そう言うと、多波さんは私を抱っこしたまま、ベッドの中に潜り込んだ。あぐらをかいて、その上に私をちょこんと乗せる。

ふふっ・・・かまくらみたい

優しい温もりに包まれながら、思った。ちょうど真上に、彼の顎がある。手を伸ばして、触れてみる。

じょり、じょり・・・

顎から頬に向かって撫で上げると、髭が紙ヤスリみたいに私の掌を掻いた。

「髭、朝より伸びた?」

「まぁ、そうだな」

「多波さん、端っこ、いつも剃り残してますよ」

「ぬ!?気を付ける・・・」

どこだろう?という風に、彼は顎を何度も撫で回した。初めて会った時も剃り残しがあったけれど、ずっと気がついていなかったらしい。

「そのままで、いいですよ。私、好きですよ。剃り残し・・・ふふっ」

ぎゅううううう~~!!

「わぁああ!!」

巨体に、力一杯抱きしめられる。たくましい腕の中で、もがいていると、今度はおでこにキスの嵐がやってきた。くすぐったくて、身をよじって抜け出そうとしたけれど、体に力が入らない。完全に、されるがまま。私は頬を染めながら、彼から熱烈なハグとデコキスをたっぷり貰った。

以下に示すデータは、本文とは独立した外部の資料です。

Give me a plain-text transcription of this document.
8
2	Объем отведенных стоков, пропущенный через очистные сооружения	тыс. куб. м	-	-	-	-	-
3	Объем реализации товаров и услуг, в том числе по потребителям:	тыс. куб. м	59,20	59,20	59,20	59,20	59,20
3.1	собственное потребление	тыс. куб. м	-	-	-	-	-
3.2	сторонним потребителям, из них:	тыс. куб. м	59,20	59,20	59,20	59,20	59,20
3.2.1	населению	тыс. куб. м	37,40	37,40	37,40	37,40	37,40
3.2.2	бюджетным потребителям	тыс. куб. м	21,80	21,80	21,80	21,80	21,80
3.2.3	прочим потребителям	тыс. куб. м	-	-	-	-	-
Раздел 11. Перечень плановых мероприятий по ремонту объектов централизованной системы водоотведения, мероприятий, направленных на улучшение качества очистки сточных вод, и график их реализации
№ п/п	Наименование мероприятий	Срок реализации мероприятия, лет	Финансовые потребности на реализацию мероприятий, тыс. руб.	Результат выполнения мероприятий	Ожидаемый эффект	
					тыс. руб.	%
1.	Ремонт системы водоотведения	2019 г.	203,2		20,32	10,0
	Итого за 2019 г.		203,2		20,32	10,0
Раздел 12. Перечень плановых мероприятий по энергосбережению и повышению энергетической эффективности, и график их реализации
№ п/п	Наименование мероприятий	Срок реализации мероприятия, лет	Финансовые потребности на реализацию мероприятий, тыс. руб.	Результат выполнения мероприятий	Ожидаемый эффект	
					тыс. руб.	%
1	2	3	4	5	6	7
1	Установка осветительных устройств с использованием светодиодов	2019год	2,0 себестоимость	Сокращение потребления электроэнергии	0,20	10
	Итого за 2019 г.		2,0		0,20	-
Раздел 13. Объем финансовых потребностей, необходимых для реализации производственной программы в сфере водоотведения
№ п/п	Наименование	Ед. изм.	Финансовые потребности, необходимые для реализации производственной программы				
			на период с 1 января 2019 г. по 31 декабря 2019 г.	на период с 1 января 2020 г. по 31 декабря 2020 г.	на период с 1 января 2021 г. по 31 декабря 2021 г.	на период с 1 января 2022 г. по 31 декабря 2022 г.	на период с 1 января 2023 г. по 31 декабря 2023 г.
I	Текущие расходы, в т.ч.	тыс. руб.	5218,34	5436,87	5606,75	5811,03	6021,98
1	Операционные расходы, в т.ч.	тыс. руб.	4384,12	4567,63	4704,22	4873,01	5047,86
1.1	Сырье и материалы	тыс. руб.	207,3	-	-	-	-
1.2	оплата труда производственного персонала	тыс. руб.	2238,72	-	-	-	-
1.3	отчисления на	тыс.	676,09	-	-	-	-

暫くして、多波さんは満足したらしく、抱擁を解いた。私の顎をゆっくり持ち上げる。目の前で、大きな瞳が、瑞々しく揺らめいている。

あ・・・

空気が変わった。

目を閉じる。温かな弾力が、唇に落ちてくる。

「ん・・・」

彼は、そっと口を重ねていた。

口が離れて理性が戻ると、不意に、いっちゃんの言葉が脳裏に蘇った。

――彼にやったげたら、喜ぶヨォ・・・

その声に、全身の産毛が静電気を帯びたように、ざわめく。

勝手に動き出す、私の手。ソロソロ、ゆっくり、多波さんの厚い体を包んだシャツを下る。ズボンに指先が触れる。股に差し掛かり、生地に指を沈める。布越しに肉茎に触れた。

「なっ!?!?」

多波さんは、素っ頓狂な声をあげた。狼狽する彼を見て、我に返り、手を引っ込める。

「あ・・・嫌ですよね。ごめんなさい」

「い・・・嫌じゃない。無理しなくていい」

「無理してません!私がしたいんです!やってみたいんです!その・・・」

急に恥ずかしくなって、言葉が途切れた。やけに熱のこもった声になってしまった。でも、ここまで来たら引き返せない。口をモゴモゴさせながら、単刀直入に要望を伝えた。

「直接・・・触っても・・・いいですか?」

「へ・・・」

硬直する多波さん。ピクリとも動かない。どうやら石化したらしい。

・・・ダメだよね

半ば諦めていると――

ゴクリ

巨体の喉仏が、力強く上下した。多波さんは意を決したように、ズボンとトランクスを下ろし、下半身を曝け出した。胡坐を崩したような姿勢になると、少し腰を前に出して、遠慮がちに言った。

「・・・これで・・・いいか?」

「ありがとうございます」

多波さん、照れてる・・・かわいい

目の前に、彼のモノが佇んでいる。大きい・・・気がする。顔を近づけて、眺める。じっくり、まじまじと。

・・・こう・・・なってるんだ

彼が下を脱ぐのは、いつも行為の最中だった。耽っている時、私は余裕がない。だから、こんなに間近で見るのは、初めてだった。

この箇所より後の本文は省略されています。